The show begins with cheapo producer Felix Artifex (he’s done Cat on a Hot Tin Roof with Erik Estrada and Rosanne Barr) assuring the star he's wrangling that his only job is to do what's right for other people. It's not long before he switches phone lines, however, to butter up the playwright with some complementary lies ("He loves the script: his words, not mine") before suggesting a few rewrites. "Life is unbearable and short," he says of this epic French Revolution play, "and people want to be entertained." However, as the phone lines begin to light up faster and faster, driving Artifex to pace around the room on headset, a cartoonish, suspender-clasping caricature — but one with good intentions and a generous heart (watch him feed his fish) — the lies and the stakes grow larger.
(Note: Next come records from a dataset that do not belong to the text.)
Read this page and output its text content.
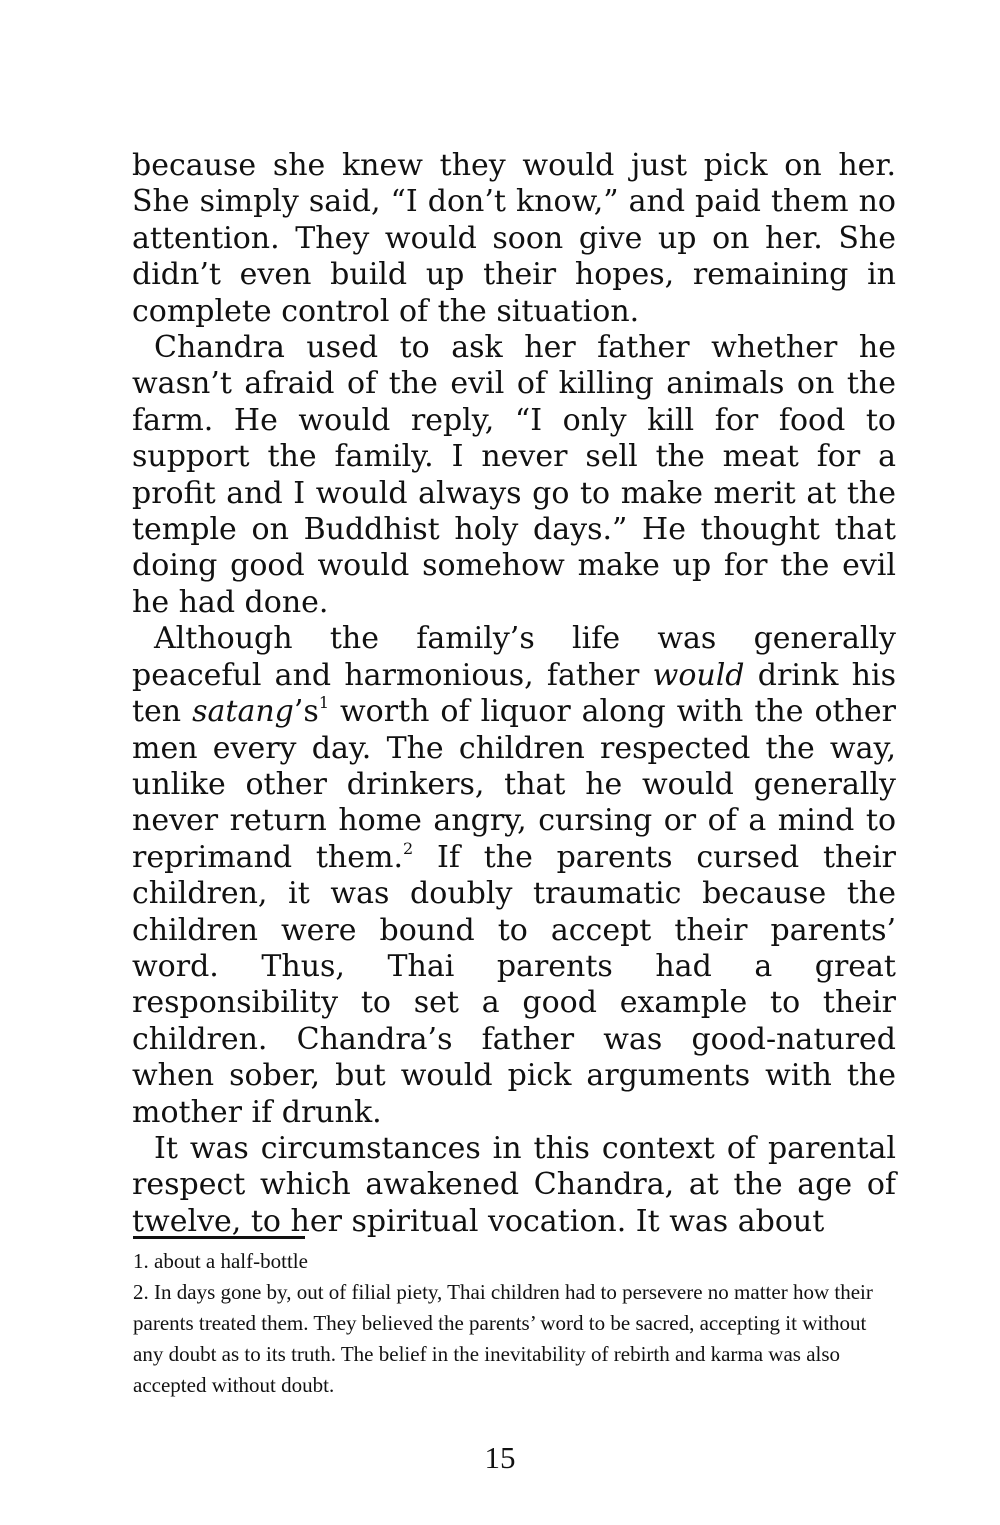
because she knew they would just pick on her. She simply said, “I don’t know,” and paid them no attention. They would soon give up on her. She didn’t even build up their hopes, remaining in complete control of the situation.

Chandra used to ask her father whether he wasn’t afraid of the evil of killing animals on the farm. He would reply, “I only kill for food to support the family. I never sell the meat for a profit and I would always go to make merit at the temple on Buddhist holy days.” He thought that doing good would somehow make up for the evil he had done.

Although the family’s life was generally peaceful and harmonious, father would drink his ten $satang’s^1$ worth of liquor along with the other men every day. The children respected the way, unlike other drinkers, that he would generally never return home angry, cursing or of a mind to reprimand them.$^2$ If the parents cursed their children, it was doubly traumatic because the children were bound to accept their parents’ word. Thus, Thai parents had a great responsibility to set a good example to their children. Chandra’s father was good-natured when sober, but would pick arguments with the mother if drunk.

It was circumstances in this context of parental respect which awakened Chandra, at the age of twelve, to her spiritual vocation. It was about

1. about a half-bottle

2. In days gone by, out of filial piety, Thai children had to persevere no matter how their parents treated them. They believed the parents’ word to be sacred, accepting it without any doubt as to its truth. The belief in the inevitability of rebirth and karma was also accepted without doubt.

15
Mistakes Were Made is filled with absurdity, but since it's all handled over the phone, filtered through Shannon's gravel-serious cajoling and chiseled horror (his eyes grow rather wide, his jaw plummets precipitously, his hair seems to grow whiter), we get caught up in what would otherwise be a shallow situation. (Consider the way Mark Rylance elevated Boeing Boeing.) Additionally, the novelty of verbal reversals (as opposed to physical pivots) reinvigorates the farce: because he's forced to work from his desk, without the ability for actual violence, his energies are channeled and amplified, as is his pitiable and ultimately helpless situation. It makes Shannon seem simultaneously subdued and frenetic, psychopathic yet endearing, and — in the biggest reversal of all — allows him to play against his normally dead-serious types (Boardwalk Empire, Bug).